Elucidating the Character of Atlantic Tropical Cyclone Trough Interactions in the Context of Intensity Change

Wednesday, 20 April 2016: 4:15 PM
Ponce de Leon C (The Condado Hilton Plaza)
Levi P. Cowan, Florida State University, Tallahassee, FL; and R. E. Hart

Since the seminal work of Merrill (1988), there has been relatively little study of tropical cyclone (TC) outflow and the upper-level TC environment in the context of TC intensity change (Rappin et al. 2011 and Emanuel 2012 notable exceptions). This is in contrast to the extensive amount of research that has related intensity change to cyclonic structural changes in the TC. In light of the much larger and higher resolution datasets now available, we seek an improved understanding of the relationship between the structure of TC outflow, the TC environment, and TC intensity change.

ERA-Interim reanalysis is used to analyze the upper troposphere around all Atlantic TCs over warm sea surface temperature (SST) during 1979-2013, yielding 3509 six-hourly samples from 299 TCs. Raw composites derived from these samples show consistencies with the observations of Merrill (1988), who composited Atlantic hurricanes from 1977-1983. Specifically, intensifying TCs exhibit more divergent outflow streamlines within 500 km of the center and more anticyclonic flow extending along the zonal axis outward from the storm. Weakening TCs exhibit a more constricted and sheared outflow pattern, with air from the primary anticyclone recirculating over the storm core, and larger values of potential vorticity (PV) to the west and east of the anticyclone.

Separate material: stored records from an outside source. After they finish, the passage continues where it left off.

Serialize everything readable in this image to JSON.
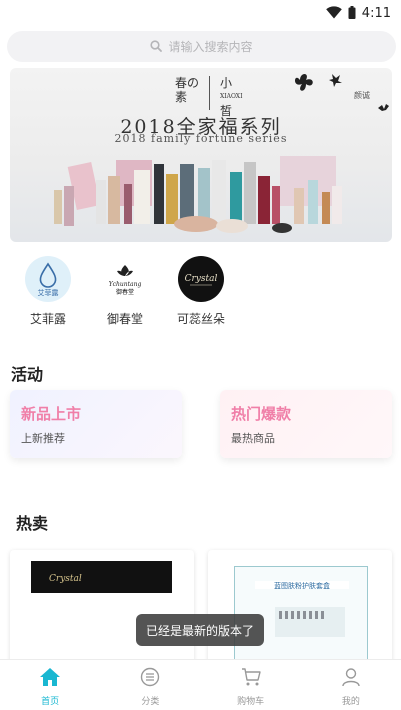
{
  "status": {
    "time": "4:11"
  },
  "search": {
    "placeholder": "请输入搜索内容"
  },
  "banner": {
    "brand_a_line1": "春の",
    "brand_a_line2": "素",
    "brand_b_line1": "小",
    "brand_b_line2": "皙",
    "brand_b_latin": "XIAOXI",
    "title": "2018全家福系列",
    "subtitle": "2018 family fortune series",
    "side_text": "颜诚"
  },
  "brands": [
    {
      "name": "艾菲露",
      "logo_text": "艾菲露",
      "color": "#dff0f9"
    },
    {
      "name": "御春堂",
      "logo_text": "御春堂",
      "color": "#ffffff"
    },
    {
      "name": "可蕊丝朵",
      "logo_text": "Crystal",
      "color": "#111111"
    }
  ],
  "activity": {
    "title": "活动",
    "cards": [
      {
        "title": "新品上市",
        "subtitle": "上新推荐",
        "title_color": "#f07fa8"
      },
      {
        "title": "热门爆款",
        "subtitle": "最热商品",
        "title_color": "#f07fa8"
      }
    ]
  },
  "hot": {
    "title": "热卖",
    "items": [
      {
        "label": "Crystal"
      },
      {
        "label": "蓝图肤粉护肤套盒"
      }
    ]
  },
  "toast": "已经是最新的版本了",
  "tabbar": {
    "active_color": "#19b7d1",
    "items": [
      {
        "label": "首页",
        "icon": "home-icon"
      },
      {
        "label": "分类",
        "icon": "category-icon"
      },
      {
        "label": "购物车",
        "icon": "cart-icon"
      },
      {
        "label": "我的",
        "icon": "profile-icon"
      }
    ]
  }
}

Interactions with synoptic-scale eddies in the upper troposphere are the primary modulator of these outflow patterns.

With the large available sample size, anomalies from spatially-dependent climatologies are developed in order to examine differences between strengthening and weakening TCs interacting with upper tropospheric troughs, independent of the regional differences in the outflow climatology of Atlantic TCs. Early results suggest that cases of both significant intensification and significant weakening during trough interaction share a general evolution involving a positive PV anomaly to the north of the TC, anomalously strong vertical shear near the inner core, increased radial outflow to the northeast, and increased flux convergence of angular momentum within 1000 km. However, significant differences are observed in the tilt and orientation of the PV anomaly relative to the TC, and in the development and position of the associated jet streak to the northeast of the TC.

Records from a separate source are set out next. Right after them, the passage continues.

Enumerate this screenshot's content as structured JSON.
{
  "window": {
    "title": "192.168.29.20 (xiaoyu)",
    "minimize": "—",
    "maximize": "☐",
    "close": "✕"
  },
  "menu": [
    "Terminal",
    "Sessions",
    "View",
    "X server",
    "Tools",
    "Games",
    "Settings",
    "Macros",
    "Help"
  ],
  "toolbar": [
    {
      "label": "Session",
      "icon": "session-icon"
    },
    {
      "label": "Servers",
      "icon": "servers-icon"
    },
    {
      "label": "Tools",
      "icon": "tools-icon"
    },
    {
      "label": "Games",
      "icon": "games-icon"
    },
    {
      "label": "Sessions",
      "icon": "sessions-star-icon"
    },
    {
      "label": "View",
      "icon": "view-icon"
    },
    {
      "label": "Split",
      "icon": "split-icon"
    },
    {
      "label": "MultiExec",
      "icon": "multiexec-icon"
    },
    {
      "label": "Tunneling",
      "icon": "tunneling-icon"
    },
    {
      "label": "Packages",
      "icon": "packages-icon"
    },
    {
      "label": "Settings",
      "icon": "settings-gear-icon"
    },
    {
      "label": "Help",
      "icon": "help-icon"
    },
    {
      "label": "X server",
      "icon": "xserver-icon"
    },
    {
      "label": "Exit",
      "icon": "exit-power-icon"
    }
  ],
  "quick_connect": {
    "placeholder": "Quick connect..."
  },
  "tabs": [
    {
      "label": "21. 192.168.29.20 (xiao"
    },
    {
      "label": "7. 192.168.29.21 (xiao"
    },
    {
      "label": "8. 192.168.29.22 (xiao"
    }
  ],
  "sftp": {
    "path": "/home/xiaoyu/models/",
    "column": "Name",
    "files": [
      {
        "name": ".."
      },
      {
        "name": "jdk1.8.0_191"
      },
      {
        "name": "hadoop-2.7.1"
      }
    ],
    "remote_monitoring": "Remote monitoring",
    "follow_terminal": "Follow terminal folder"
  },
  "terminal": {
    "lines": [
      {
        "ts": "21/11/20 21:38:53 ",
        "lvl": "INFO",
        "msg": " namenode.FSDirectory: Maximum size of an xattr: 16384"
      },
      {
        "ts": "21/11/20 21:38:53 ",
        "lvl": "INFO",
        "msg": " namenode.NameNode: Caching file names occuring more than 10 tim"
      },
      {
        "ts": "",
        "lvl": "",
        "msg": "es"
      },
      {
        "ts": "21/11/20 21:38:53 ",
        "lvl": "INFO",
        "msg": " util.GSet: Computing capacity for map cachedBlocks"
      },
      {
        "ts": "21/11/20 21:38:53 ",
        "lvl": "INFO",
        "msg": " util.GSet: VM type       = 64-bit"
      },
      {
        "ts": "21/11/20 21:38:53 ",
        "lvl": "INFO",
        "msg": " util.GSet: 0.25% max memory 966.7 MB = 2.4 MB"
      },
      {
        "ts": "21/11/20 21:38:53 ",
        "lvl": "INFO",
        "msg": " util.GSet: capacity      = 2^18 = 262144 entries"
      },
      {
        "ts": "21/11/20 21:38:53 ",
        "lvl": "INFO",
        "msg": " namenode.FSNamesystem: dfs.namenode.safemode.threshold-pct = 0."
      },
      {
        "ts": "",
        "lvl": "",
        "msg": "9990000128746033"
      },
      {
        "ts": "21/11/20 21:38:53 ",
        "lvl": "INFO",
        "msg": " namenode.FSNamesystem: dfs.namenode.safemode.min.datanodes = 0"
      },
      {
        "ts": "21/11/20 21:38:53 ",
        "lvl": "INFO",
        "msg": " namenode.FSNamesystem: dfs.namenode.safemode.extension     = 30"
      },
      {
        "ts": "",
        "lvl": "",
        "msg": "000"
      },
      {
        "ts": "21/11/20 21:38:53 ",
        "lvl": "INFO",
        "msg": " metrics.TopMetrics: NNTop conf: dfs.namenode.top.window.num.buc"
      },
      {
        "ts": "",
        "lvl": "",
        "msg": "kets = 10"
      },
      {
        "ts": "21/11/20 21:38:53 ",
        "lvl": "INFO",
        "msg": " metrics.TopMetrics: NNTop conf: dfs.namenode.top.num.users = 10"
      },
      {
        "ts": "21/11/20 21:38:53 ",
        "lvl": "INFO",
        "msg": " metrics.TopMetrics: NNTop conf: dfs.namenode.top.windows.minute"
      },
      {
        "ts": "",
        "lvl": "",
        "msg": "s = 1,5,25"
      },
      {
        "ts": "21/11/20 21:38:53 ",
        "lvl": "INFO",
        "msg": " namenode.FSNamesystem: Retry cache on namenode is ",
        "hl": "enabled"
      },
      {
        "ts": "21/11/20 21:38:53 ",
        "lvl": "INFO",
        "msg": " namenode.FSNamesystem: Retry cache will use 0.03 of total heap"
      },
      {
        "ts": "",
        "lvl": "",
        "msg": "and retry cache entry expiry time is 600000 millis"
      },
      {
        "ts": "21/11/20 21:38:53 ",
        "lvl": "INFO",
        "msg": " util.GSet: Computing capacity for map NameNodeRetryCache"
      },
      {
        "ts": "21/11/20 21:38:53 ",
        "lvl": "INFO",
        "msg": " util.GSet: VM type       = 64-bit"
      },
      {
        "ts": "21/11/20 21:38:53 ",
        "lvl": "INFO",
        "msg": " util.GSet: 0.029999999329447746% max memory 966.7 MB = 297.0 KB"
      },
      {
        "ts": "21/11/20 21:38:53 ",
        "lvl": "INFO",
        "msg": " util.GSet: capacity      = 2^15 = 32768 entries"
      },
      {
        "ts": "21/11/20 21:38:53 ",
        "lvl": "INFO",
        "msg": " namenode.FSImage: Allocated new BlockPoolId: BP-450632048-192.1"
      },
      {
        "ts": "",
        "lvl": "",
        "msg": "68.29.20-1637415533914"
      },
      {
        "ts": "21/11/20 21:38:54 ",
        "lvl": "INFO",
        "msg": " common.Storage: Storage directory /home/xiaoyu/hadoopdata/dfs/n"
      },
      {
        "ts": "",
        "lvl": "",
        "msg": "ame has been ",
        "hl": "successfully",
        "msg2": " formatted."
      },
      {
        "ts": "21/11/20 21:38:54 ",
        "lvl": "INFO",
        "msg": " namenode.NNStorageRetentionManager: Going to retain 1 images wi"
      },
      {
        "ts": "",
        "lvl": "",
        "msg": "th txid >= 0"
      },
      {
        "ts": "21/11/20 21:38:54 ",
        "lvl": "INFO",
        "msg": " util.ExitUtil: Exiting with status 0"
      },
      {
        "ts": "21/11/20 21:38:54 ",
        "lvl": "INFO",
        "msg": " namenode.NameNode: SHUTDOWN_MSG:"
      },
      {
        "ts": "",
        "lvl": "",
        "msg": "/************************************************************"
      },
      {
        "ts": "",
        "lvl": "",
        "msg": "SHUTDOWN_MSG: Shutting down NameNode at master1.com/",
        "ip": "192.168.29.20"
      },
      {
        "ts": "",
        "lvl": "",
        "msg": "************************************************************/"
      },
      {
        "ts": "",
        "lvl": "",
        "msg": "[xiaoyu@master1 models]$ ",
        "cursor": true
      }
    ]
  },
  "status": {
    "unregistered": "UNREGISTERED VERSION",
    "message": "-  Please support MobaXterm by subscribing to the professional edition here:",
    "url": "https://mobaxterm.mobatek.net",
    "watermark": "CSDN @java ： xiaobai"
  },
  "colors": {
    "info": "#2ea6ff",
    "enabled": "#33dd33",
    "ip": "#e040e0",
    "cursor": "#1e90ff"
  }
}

Relative to weakening cases, intensifying cases tend to involve a more positively tilted trough that is oriented more to the north than to the west of the TC, and a jet streak that forms farther north initially before the entrance region moves within 500 km of the TC center, inducing less vertical shear over the inner core on average. These results are being examined in the context of Challa and Pfeffer (1981), McBride and Zehr (1981), Molinari and Vollaro (1990), DeMaria (1993), Challa and Pfeffer (1998), and Hanley et al. (2001). Ongoing analysis seeks to a) help qualitatively and quantitatively clarify the subtle character of TC-trough interactions that induce TC intensification (e.g. Elena 1985; Opal 1995; Charley 2004) and those that cause weakening, and b) to determine if measures of these interactions can be indicators of future short-term intensity change.